[224] In this are several portraits; one of Sir Francis Page of severe memory, with a halter round his neck—

"Hard words or hanging, if your judge be Page."

[225] In this, as in almost all his dedications, the poet is very lavish of his panegyric. Thus does it begin:—

"May it please your Grace,—The favour which heroic plays have lately found upon our theatres, has been wholly derived to them from the countenance and approbation they have received at Court. The most eminent persons for wit and honour in the royal circle having so far owned them, that they have judged no way so fit as verse to entertain a noble audience or to express a noble passion. And among the rest which have been written in this kind, they have been so indulgent to this poem, as to allow it no inconsiderable place. Since, therefore, to the Court I owe its fortune on the stage; so, being now more publicly exposed in print, I humbly recommend it to your Grace's protection, who by all knowing persons is esteemed a principal ornament of the Court.
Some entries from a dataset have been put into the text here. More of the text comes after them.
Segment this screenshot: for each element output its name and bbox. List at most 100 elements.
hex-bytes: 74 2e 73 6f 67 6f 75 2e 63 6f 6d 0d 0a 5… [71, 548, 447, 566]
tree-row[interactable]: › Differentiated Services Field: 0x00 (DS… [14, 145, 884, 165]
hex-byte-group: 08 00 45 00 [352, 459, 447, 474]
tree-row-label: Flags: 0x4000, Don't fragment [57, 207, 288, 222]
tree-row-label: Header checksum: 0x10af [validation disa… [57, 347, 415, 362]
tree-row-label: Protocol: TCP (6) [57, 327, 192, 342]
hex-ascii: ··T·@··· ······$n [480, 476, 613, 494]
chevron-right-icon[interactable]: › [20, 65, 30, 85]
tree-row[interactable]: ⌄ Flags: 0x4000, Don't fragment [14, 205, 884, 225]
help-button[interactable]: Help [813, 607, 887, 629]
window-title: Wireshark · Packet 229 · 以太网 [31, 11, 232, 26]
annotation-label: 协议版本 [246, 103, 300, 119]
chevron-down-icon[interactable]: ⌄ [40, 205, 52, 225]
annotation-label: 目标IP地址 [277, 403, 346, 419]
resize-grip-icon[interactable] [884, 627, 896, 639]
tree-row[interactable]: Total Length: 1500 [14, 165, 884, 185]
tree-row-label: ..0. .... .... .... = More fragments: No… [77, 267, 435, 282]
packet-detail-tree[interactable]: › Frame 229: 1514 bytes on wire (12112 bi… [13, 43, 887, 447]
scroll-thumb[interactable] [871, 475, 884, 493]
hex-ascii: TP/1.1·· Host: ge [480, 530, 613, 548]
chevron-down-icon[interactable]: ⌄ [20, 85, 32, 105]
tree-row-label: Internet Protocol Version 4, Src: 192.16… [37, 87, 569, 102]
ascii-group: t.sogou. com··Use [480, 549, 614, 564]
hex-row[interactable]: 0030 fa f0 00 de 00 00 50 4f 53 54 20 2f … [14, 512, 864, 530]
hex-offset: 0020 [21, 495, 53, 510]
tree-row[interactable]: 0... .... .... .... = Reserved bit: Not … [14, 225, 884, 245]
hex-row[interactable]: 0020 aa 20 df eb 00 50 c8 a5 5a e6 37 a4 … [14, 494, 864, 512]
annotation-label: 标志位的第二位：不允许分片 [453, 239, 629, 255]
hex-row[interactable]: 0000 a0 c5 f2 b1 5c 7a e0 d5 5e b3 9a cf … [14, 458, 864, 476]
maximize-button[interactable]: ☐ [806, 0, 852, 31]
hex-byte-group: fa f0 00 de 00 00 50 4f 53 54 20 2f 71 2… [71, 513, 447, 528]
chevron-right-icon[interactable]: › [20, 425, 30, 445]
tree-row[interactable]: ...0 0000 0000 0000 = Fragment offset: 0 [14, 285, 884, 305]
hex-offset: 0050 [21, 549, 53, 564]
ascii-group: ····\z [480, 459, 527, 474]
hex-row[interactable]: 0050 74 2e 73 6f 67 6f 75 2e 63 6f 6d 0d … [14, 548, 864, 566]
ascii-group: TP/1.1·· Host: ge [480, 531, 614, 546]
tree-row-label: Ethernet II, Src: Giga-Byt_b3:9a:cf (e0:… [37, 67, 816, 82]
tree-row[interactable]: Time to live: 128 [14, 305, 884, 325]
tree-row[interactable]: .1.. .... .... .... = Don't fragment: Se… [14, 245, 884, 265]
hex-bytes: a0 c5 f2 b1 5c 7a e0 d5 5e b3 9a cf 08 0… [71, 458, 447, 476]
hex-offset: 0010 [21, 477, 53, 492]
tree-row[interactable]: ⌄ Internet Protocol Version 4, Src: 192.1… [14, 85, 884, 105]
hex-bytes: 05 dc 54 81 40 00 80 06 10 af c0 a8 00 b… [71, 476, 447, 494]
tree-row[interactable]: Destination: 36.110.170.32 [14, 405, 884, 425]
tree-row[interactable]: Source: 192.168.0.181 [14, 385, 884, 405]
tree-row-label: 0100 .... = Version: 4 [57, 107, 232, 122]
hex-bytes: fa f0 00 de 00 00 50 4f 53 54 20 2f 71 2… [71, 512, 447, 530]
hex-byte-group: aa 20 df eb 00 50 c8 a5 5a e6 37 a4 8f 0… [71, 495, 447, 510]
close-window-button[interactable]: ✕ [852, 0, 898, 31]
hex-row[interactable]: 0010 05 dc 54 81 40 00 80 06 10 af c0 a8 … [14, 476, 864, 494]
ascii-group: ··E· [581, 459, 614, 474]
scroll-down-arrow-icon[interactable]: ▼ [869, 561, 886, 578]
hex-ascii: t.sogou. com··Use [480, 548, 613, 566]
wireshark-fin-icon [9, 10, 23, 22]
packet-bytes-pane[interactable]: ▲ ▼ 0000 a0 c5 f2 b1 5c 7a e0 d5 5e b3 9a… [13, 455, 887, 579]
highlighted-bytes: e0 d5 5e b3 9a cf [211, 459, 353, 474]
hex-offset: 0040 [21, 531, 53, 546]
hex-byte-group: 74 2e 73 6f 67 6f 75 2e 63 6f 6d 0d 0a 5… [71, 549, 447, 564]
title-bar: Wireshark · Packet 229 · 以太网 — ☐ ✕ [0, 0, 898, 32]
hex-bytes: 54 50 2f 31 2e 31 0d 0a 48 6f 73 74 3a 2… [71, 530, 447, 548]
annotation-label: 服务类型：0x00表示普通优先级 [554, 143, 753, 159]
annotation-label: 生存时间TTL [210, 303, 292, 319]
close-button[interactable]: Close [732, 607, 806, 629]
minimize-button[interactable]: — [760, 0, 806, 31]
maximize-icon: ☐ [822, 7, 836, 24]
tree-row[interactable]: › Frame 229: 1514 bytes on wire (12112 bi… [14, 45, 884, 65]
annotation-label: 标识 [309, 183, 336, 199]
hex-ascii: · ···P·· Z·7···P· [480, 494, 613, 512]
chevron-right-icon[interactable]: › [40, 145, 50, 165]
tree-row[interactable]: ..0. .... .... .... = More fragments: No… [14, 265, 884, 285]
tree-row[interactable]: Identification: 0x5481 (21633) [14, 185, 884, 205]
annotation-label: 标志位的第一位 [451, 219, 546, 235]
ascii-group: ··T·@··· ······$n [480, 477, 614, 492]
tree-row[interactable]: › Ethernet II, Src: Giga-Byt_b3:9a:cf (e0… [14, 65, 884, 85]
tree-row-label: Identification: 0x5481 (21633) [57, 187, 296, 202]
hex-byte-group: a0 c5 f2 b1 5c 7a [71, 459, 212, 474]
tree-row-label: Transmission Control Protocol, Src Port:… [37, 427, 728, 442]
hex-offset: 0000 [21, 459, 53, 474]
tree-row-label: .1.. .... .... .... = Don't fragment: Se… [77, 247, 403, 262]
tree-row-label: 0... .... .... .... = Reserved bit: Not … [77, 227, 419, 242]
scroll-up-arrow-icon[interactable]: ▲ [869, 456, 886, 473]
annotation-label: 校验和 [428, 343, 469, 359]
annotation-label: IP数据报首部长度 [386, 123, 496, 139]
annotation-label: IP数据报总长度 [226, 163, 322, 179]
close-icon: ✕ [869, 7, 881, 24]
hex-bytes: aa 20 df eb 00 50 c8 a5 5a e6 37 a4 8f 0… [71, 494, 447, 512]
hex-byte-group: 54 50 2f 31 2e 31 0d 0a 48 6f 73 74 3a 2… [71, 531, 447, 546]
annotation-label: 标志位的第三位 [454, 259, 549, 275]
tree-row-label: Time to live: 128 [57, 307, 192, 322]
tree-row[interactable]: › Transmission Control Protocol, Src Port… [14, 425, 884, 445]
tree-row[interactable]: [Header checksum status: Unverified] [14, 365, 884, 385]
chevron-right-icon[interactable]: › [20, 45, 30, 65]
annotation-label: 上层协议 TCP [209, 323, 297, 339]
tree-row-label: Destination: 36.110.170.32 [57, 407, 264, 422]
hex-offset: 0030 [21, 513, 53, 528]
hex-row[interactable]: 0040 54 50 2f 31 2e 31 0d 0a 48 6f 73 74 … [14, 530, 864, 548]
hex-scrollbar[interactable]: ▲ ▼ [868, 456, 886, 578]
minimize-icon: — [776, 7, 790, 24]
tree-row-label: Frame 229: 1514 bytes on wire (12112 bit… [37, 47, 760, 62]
But though the rank which you hold in the royal family might direct the eyes of a poet to you, yet your beauty and goodness detain and fix them," etc. etc. etc.

In the fourth act is the line about which Dryden has been so unmercifully laughed at, and which I have invariably seen quoted:

"I follow fate, which does too fast pursue."

This might be, and has been defended, by supposing that the race was run in a circle; but the line in a song, warbled by an Indian woman at the side of a fountain, is as follows:—

"Ah, fading joy, how quickly art thou past!